Business Planning: Executive SummaryStuart Taverner
The purpose of an executive summary is to outline the company’s purpose and goals. It needs to clearly define each section of your plan so the reader is prepared for the upcoming content. Your summary is considered as the most important part of your business plan, it sets it up for success.
Even though your executive summary is generally at the start of your business plan, it is often written last. Think of it as the trailer for a new Hollywood blockbuster. You must capture the main points and most valuable information to make the audience want more without showing too much. Save the figures and charts for the main segments of the plan.
What do I include in the summary?
Your summary will vary depending on the business structure. If you are a start up, you would likely be delivering your plan to banks or investors. So, you need to present a solid case for your business idea. If you are an existing business, you may want to include your successes so far and highlight your plans for growth. A typical executive summary includes:
Mission statement: A mission statement is a summary of the objectives and key vales of the company or organisation. It should clearly describe your purpose. What do you do? Why does your business exist? Who are you as a company? For example, the mission of Betty’s Bakery is to provide homemade, organic and locally sourced baked goods to the community
Business model: What does your company do? If you are providing a service or product, they need to be identified. Where and how is your service or product sold? Who is your target market and how will you reach them?
Market and competition: Give a brief outline of your market research findings in relation to your industry and competitors advantages. How will your business benefit the market and customers? What is your USP that makes you stand out from the competitors? For example, you only use organic and locally sourced products. Whereas your competition has an international supplier. This information maybe the key to someone choosing your product over your competitors.
Financial projections: Your financial projection should cover the expected revenue for the first 1-3 years and growth rate moving forward. Provide a brief describe of costs to consider i.e., owners salary, number of employees and job roles. Then summarise the expected customer base, how you will obtain them and the profit they will bring.
Funding requirements: Provide a short explanation of why you need financing and how you will use it. You can save the dollar value for the detailed finance section of your business plan.

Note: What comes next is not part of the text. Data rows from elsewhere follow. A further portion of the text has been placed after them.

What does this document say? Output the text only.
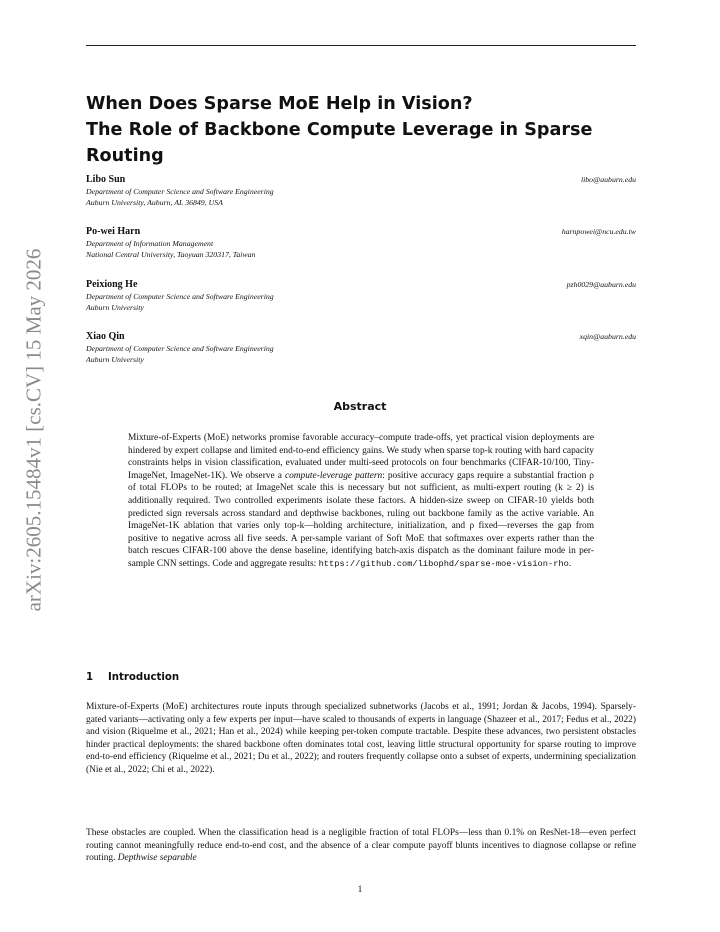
arXiv:2605.15484v1 [cs.CV] 15 May 2026
When Does Sparse MoE Help in Vision?
The Role of Backbone Compute Leverage in Sparse Routing
Libo Sun	libo@auburn.edu
Department of Computer Science and Software Engineering
Auburn University, Auburn, AL 36849, USA
Po-wei Harn	harnpowei@ncu.edu.tw
Department of Information Management
National Central University, Taoyuan 320317, Taiwan
Peixiong He	pzh0029@auburn.edu
Department of Computer Science and Software Engineering
Auburn University
Xiao Qin	xqin@auburn.edu
Department of Computer Science and Software Engineering
Auburn University
Abstract
Mixture-of-Experts (MoE) networks promise favorable accuracy–compute trade-offs, yet practical vision deployments are hindered by expert collapse and limited end-to-end efficiency gains. We study when sparse top-k routing with hard capacity constraints helps in vision classification, evaluated under multi-seed protocols on four benchmarks (CIFAR-10/100, Tiny-ImageNet, ImageNet-1K). We observe a compute-leverage pattern: positive accuracy gaps require a substantial fraction ρ of total FLOPs to be routed; at ImageNet scale this is necessary but not sufficient, as multi-expert routing (k ≥ 2) is additionally required. Two controlled experiments isolate these factors. A hidden-size sweep on CIFAR-10 yields both predicted sign reversals across standard and depthwise backbones, ruling out backbone family as the active variable. An ImageNet-1K ablation that varies only top-k—holding architecture, initialization, and ρ fixed—reverses the gap from positive to negative across all five seeds. A per-sample variant of Soft MoE that softmaxes over experts rather than the batch rescues CIFAR-100 above the dense baseline, identifying batch-axis dispatch as the dominant failure mode in per-sample CNN settings. Code and aggregate results: https://github.com/libophd/sparse-moe-vision-rho.
1 Introduction
Mixture-of-Experts (MoE) architectures route inputs through specialized subnetworks (Jacobs et al., 1991; Jordan & Jacobs, 1994). Sparsely-gated variants—activating only a few experts per input—have scaled to thousands of experts in language (Shazeer et al., 2017; Fedus et al., 2022) and vision (Riquelme et al., 2021; Han et al., 2024) while keeping per-token compute tractable. Despite these advances, two persistent obstacles hinder practical deployments: the shared backbone often dominates total cost, leaving little structural opportunity for sparse routing to improve end-to-end efficiency (Riquelme et al., 2021; Du et al., 2022); and routers frequently collapse onto a subset of experts, undermining specialization (Nie et al., 2022; Chi et al., 2022).
These obstacles are coupled. When the classification head is a negligible fraction of total FLOPs—less than 0.1% on ResNet-18—even perfect routing cannot meaningfully reduce end-to-end cost, and the absence of a clear compute payoff blunts incentives to diagnose collapse or refine routing. Depthwise separable
1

How do I write an executive summary?
Now that you know what goes into an executive summary, you need to write one. The key thing to remember when writing your summary is to keep it short and to the point, the business plan itself will provide the details. The job of the executive summary is to set the tone for the reader without revealing all the nitty gritty at once, so best to keep it under 2 pages.
Ensure that your language is strong and positive. Avoid the words like possible, might and could. It won’t instill a lot of trust in the reader if your business ‘might have a 25% ‘.
Along with a confident tone, you also want to tailor the summary to your audience. If you are presenting your business plan to an investor for example, you would want to illustrate that your idea is a solid investment with a clear ROI, otherwise they will lose interest pretty quick.
The executive summary will be the first thing your audience reads, so you need to make sure the trailer for your Hollywood blockbuster is compelling enough for them to watch the movie.